Mais la tension en dents de scie dans les casernes, a aussi d’autres explications. Il est en effet acquis, que les largesses dont a bénéficié le nouveau général Sanogo, font des mécontents dans la troupe. L’un de nos confrères avait été sérieusement rudoyé, pour avoir rendu publiques les critiques d’un soldat gagné par le dépit. Envoyé au front pour lutter contre les « djihadistes », il avait déploré le manque de moyens, alors que ses supérieurs se la coulaient douce. Ces injustices flagrantes inquiètent, et l’on peut se demander si par peur d’être renversé plus tard, ou empêché de gouverner, IBK n’aurait pas accepté des compromis avec l’armée ou le camp Sanogo. Lors du récent scrutin présidentiel, il était devenu manifeste que le candidat IBK bénéficiait du soutien de l’armée.

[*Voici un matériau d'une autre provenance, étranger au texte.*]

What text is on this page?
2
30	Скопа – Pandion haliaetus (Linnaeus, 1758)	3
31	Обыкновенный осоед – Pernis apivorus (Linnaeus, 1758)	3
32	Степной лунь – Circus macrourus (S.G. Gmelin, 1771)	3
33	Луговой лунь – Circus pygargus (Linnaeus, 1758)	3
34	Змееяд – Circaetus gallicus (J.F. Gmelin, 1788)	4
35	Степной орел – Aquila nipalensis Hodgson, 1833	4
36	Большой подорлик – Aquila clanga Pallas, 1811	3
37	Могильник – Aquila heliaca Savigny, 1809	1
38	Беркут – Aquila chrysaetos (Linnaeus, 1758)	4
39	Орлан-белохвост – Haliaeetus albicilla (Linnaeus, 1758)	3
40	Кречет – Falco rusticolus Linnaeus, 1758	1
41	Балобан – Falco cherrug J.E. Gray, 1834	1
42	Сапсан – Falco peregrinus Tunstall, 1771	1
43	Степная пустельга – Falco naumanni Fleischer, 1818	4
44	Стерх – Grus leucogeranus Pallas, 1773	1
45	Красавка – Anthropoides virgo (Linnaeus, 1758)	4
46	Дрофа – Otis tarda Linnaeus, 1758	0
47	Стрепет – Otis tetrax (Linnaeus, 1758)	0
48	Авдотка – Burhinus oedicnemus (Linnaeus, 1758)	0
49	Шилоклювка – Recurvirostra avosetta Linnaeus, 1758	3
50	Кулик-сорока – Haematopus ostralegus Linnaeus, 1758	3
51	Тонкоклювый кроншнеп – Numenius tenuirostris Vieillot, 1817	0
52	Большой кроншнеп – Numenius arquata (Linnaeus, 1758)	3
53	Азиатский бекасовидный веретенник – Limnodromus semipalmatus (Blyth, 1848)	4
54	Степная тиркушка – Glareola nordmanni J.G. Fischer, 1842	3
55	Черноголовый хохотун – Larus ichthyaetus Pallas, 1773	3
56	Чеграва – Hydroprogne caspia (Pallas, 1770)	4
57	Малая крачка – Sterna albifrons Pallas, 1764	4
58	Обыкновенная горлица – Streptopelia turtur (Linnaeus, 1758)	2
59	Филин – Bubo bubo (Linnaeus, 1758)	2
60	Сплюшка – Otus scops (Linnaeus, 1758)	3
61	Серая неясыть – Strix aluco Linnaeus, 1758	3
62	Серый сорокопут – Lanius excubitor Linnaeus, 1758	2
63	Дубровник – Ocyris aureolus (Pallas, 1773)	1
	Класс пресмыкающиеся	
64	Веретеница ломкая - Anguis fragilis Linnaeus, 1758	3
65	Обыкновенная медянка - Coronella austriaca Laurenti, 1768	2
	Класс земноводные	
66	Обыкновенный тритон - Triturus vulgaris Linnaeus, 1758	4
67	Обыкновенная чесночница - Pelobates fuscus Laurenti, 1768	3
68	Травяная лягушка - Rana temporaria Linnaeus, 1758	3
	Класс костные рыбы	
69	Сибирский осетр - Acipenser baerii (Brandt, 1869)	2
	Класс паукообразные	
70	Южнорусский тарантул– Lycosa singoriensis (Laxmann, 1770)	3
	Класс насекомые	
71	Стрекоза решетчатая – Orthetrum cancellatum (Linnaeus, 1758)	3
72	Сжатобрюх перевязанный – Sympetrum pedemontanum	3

Or, il disposait aussi de celui de nombreuses associations islamistes. A peine installé dans son fauteuil, aurait-il commencé à décevoir ? Ou ferait-il les frais de compromissions orchestrées durant la passation de services ?

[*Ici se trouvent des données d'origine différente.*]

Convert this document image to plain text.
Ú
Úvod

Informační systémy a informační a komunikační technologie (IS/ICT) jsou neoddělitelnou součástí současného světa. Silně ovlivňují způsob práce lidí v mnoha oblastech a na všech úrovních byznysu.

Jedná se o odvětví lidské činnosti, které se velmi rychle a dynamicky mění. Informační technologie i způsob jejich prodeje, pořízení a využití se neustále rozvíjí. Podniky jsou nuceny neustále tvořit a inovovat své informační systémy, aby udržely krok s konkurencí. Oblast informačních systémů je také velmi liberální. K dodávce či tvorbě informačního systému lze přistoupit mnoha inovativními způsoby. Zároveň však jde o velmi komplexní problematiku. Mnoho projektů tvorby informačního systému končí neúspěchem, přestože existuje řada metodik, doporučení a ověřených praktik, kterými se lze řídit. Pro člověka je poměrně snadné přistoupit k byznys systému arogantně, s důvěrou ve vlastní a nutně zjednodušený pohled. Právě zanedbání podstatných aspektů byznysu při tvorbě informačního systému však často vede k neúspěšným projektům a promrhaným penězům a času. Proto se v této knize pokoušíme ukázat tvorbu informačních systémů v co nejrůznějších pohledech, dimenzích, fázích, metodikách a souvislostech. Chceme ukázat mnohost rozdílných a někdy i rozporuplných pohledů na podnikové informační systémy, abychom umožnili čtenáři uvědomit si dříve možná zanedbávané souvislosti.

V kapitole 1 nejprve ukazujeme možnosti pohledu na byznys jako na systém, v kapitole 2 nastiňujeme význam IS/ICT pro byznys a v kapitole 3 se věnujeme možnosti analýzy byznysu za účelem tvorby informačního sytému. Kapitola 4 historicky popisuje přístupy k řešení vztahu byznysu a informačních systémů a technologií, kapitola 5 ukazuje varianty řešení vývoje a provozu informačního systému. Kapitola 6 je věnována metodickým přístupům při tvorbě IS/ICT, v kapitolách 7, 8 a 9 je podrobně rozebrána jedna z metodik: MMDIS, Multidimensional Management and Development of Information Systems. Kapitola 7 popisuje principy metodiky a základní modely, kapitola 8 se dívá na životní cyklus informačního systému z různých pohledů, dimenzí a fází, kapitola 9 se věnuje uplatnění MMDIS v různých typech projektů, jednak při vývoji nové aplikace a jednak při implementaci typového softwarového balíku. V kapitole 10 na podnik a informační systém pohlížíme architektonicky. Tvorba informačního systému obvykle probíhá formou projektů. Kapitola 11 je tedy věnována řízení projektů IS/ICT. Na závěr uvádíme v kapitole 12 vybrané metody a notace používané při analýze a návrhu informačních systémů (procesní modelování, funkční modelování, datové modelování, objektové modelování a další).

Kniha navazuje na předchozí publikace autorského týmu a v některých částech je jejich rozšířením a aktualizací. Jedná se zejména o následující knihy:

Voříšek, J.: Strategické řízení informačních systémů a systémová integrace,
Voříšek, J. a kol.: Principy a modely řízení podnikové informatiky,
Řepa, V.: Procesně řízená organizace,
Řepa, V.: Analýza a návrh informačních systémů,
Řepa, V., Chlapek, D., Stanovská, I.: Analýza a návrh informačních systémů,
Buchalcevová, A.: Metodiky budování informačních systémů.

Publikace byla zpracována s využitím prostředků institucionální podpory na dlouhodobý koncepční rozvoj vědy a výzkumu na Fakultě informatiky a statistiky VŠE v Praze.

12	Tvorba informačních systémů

Les derniers événements montrent que le Mali n’a pas seulement mal à sa gouvernance politique et économique. Il a surtout mal à son armée.

La situation actuelle est loin d’être réjouissante pour le nouveau pouvoir malien. Au moment où, croyant à une accalmie durable, les bailleurs de fonds se préparent à investir de nouveau au Mali, assurément cela tombe très mal. Selon toute vraisemblance, l’ex-président par intérim, Dioncounda Traoré, n’a pas bien fait de promouvoir le capitaine Sanogo. Quel marchandage a-t-il donc pu conduire les deux hommes d’Etat à prendre de telles initiatives ? Les derniers événements montrent que le Mali n’a pas seulement mal à sa gouvernance politique et économique. Il a surtout mal à son armée. Et IBK, mêlé ou pas, de près ou de loin à la promotion du capitaine-général Sanogo, paie en ce moment la première addition d’une compromission avec l’armée. Ou du moins, avec des militaires auxquels, à tort ou à raison, une partie de l’opinion attribue l’avènement d’un civil au pouvoir, soit 45 ans après l’éviction par l’armée en 1968, du père de l’indépendance du Mali, feu le président Modibo Kéita.
Si tant est qu’une collusion existe entre IBK et Sanogo, que le premier doit sa victoire à l’armée, ne lui sera-t-il pas difficile d’avoir la confiance du Nord-Mali ? Autrement dit, le retour de la tension entre forces rebelles du Nord et armée malienne, ne trouverait-il pas sa source dans cette coalition d’intérêts insolites ? Certes, le nouveau chef de l’Etat malien a beaucoup d’impératifs, entre autres, la réorganisation de l’appareil d’Etat, le redéploiement du personnel, la redynamisation des services publics, la rentrée scolaire et universitaire, la réforme de l’armée, etc. Mais, faut-il pour autant oublier que le challenger battu, Soumaïla Cissé, vient du Nord, et qu’il y aura toujours péril en la demeure, tant que les populations du Nord se sentiront délaissées ? Il faut vite réformer l’armée, et faire en sorte de ne pas démotiver les soldats. Mais, la question de l’armée ne doit pas prendre le dessus sur l’absence d’autonomie et les problèmes de développement, qui ont longtemps aidé à fragiliser le Nord. Plus que tout, le devoir patriotique doit l’emporter sur l’ego, et les ambitions égoïstes. S’il n’a eu ni le titre ni les avantages d’un ancien chef d’Etat, le général Sanogo passe sans doute pour un libérateur aux yeux de certains de ses compatriotes. Probable même, qu’il n’a rien perdu de sa superbe. Mais, les mutineries de Kati montrent jusqu’à quel point les galons acquis sont à l’origine du malheur qui frappe l’armée, et pourrait condamner le pays tout entier. La page est tournée, et le jeune officier et ses compagnons, qu’on a fait l’erreur de n’avoir pas envoyés à la retraite, gagneraient à se faire oublier. Le Mali nouveau a besoin non pas d’intrigues, de bruits de bottes, de coups de fusils et d’attentats. Il a besoin que dans la paix et la fraternité vite retrouvées, ses citoyens se consacrent aux tâches de développement, en harmonie avec les autres peuples, singulièrement les voisins.